Faut-il avoir peur ?
La peur est
un sentiment irrésistible. On ne peut pas combattre la peur du noir et
affirmant que la chambre obscure ne dissimule aucun monstre. On la combat en rallumant
la lumière ou en laissant une veilleuse allumée.
La question est
donc mal posée. La bonne question est la suivante : certaines peurs sont
légitimées par des cultures, des institutions, des églises, des partis, des
intellectuels. D’autres sont considérées comme illégitimes. Par exemple, la
peur du noir, aucun parti politique ne la reprend à son compte. Mais la peur
des Musulmans n’est pas seulement une peur spontanée. Elle est considérée comme
une peur raisonnable, sensée, légitime.
Si je
dessinais ou j’écrivais pour Charlie
Hebdo, j’aurais peur d’être tué et j’accepterais sans plaisir mais avec
reconnaissance l’attribution de gardes du corps.
L’affrontement
baroque entre entre Mediapart et Charlie Hebdo porte sur la peur. Ceux-ci
accusent ceux-là de ne pas avoir assez peur ou d’avoir trop peur. Edwy Plenel
accuse Charlie d’avoir trop peur des
Musulmans, Charlie accuse Edwy Plenel
de ne pas en avoir assez peur.
Tous ont
remarqué la fièvre de la polémique. Complices des islamo-fachos contre
complices du front national. Les intégristes de l’Islam se frottent leurs mains
ensanglantées.
Daech est en
pleine déroute militaire et les monstrueuses tueries qui se réclament de son
patronage sont de moins en moins le résultat de stratégie sophistiquée. L’ennemi
affirmé est l’Occident mais les victimes sont de plus en plus civiles et musulmanes.
Donc, raisonnablement, je devrais avoir de moins en moins peur des djihadistes.
En politique, j’ai surtout peur des extrêmes, de gauche ou de droite. De Mélenchon
qui se réfère au Venezuela, ou Le Pen qui admire Orban. De ceux-là, oui, j’ai
peur car ils frappent à ma porte. Des islamistes tueurs, je n’ai pas peur. Je
devrais ?
Contre eux,
je dispose de deux armes principales.
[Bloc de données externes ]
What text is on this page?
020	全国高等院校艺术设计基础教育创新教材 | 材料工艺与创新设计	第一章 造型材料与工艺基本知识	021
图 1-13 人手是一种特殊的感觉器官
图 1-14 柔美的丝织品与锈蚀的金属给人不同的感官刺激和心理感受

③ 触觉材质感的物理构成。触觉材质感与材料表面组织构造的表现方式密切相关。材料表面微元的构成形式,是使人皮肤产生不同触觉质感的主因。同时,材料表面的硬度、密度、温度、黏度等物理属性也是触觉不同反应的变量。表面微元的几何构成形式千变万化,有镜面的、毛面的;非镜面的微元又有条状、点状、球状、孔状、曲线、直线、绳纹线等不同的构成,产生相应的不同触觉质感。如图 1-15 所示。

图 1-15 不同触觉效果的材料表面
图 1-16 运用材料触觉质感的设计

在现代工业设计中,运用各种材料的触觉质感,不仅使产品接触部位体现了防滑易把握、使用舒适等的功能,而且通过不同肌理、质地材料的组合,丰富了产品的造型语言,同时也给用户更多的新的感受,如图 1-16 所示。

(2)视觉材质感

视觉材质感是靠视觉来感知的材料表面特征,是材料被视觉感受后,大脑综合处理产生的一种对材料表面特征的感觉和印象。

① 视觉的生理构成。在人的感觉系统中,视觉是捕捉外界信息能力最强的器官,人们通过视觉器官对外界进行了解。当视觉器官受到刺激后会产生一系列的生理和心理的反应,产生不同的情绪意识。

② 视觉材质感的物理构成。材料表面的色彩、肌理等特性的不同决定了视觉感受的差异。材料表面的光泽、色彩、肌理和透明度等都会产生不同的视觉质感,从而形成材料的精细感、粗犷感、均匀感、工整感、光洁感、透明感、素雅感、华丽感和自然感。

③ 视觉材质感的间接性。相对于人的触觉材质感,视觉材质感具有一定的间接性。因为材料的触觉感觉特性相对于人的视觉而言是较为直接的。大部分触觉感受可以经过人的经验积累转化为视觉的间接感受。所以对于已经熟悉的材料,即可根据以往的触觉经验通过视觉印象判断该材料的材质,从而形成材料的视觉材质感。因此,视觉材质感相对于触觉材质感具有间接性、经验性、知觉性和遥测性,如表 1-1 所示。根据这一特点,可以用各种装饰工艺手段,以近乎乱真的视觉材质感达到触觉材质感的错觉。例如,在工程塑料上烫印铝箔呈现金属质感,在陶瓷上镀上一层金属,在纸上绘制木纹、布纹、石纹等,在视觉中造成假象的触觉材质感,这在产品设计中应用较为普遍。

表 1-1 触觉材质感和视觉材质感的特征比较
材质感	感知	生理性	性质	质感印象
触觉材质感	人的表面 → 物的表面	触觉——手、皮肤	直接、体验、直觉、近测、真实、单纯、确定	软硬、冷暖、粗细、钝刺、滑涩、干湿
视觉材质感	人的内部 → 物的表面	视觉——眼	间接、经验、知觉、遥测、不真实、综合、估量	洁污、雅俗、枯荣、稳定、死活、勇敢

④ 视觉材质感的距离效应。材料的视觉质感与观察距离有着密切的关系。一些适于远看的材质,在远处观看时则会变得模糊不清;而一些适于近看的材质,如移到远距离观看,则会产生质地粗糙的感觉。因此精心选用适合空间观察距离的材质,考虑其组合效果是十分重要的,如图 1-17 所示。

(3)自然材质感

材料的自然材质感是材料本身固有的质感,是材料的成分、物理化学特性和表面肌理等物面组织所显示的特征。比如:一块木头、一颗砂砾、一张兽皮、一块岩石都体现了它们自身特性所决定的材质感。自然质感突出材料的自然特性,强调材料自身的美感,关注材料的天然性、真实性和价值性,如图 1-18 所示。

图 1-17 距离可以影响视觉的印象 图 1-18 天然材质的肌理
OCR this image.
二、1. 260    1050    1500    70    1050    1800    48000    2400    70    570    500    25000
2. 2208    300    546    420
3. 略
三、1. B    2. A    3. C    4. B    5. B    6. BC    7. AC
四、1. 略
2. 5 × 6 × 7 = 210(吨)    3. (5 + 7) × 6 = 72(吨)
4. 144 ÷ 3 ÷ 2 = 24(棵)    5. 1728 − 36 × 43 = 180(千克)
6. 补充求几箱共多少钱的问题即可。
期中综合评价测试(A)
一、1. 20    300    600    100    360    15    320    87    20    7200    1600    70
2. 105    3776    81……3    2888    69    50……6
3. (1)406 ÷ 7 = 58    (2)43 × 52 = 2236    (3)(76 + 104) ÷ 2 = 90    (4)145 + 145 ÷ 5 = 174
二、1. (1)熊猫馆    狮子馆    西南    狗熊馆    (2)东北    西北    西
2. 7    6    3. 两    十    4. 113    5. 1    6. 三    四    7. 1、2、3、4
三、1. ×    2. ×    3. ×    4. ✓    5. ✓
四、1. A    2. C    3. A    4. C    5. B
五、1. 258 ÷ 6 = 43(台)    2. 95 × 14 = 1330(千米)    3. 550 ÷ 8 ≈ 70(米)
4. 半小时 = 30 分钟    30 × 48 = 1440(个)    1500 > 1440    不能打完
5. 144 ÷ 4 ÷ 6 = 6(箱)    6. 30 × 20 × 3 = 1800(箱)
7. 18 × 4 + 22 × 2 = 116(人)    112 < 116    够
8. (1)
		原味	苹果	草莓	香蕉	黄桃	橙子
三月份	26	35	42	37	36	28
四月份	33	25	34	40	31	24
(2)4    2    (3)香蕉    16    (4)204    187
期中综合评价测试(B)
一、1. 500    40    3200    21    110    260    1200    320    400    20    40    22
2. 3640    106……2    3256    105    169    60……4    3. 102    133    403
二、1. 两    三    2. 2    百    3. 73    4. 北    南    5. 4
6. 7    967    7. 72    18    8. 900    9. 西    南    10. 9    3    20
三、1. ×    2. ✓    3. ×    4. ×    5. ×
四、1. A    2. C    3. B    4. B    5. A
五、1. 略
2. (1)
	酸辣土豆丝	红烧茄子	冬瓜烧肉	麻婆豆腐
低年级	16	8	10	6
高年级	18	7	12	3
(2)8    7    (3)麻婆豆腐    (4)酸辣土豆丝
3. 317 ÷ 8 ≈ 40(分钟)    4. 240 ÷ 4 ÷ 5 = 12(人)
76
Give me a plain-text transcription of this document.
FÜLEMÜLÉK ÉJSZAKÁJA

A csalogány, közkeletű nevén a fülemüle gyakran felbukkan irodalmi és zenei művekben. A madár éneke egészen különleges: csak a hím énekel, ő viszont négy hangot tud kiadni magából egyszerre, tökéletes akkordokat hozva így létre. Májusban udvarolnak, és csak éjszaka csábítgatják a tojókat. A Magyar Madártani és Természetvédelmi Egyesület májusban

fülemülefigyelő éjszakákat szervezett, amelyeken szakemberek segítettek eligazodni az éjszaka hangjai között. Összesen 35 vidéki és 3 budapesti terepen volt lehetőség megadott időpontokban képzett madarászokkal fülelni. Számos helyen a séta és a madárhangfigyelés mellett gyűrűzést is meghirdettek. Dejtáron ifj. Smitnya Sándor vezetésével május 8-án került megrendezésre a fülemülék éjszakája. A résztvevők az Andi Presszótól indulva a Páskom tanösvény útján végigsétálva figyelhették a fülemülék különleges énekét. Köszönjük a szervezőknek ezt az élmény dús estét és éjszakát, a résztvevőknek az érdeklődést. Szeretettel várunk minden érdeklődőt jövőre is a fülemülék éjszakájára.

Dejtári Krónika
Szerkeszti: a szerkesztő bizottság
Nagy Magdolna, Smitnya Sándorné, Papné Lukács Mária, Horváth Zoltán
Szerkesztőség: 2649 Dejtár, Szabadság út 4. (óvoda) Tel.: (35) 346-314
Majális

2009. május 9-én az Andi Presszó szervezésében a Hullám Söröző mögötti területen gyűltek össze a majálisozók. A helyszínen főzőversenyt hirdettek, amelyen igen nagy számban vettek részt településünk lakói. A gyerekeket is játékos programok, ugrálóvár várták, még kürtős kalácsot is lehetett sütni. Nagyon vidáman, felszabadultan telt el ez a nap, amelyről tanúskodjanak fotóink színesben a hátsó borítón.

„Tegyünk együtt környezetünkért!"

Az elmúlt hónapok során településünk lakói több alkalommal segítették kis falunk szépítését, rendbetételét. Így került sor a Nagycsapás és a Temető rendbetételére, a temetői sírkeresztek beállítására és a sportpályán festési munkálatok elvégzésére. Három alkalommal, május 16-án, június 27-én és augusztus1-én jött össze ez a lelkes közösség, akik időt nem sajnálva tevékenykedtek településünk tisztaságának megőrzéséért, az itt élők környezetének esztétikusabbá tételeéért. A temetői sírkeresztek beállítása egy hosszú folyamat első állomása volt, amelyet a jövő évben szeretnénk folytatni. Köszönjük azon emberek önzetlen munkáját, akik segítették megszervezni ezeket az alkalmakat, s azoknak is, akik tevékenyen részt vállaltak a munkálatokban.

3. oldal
La première est la police, l’armée, les
gendarmes, la justice, la vigilance ensemble. Elle me semble efficace.
La seconde
est l’intégration des Musulmans dans la société française, une intégration suffisante
pour qu’ils participent de cette vigilance à l’égard des tueurs, pour qu’ils
les détestent autant que nous. L’arme principale de Daech est de transformer
les Musulmans en étrangers hostiles dans la société où ils vivent.
Alors
Charlie ? Charlie nous aide à intégrer les musulmans dans la société
française. Ils aident à comprendre que dans une société laïque, on peut se
moquer de la religion. Ils aident à comprendre que dans une société démocratique,
la caricature n’a pas d’autre limite que la loi. Ils aident à comprendre qu’une
crèche de Noel dans l’entrée d’une mairie est interdite, de même que le voile
dans un établissement public. Parce qu’on peut expliquer encore et encore, mais
rien ne vaut une leçon de choses : voyez-vous, chers intégristes, dans
notre pays, on peut dessiner Jésus avec des couilles et Mahomet avec ses maîtresses.
Et un prêtre pédophile est dénoncé autant qu’un imam et un rabbin.
Que ces
libertés et ces droits vous protègent comme elles protègent les laïques, les femmes
revendicatrices et les imams républicains.
Les partis
et les intellectuels qui dénoncent cette intégration, ou qui estiment qu’elle
est impossible, confirment la thèse centrale de Daech : la coexistence est
impossible entre l’Islam et la République.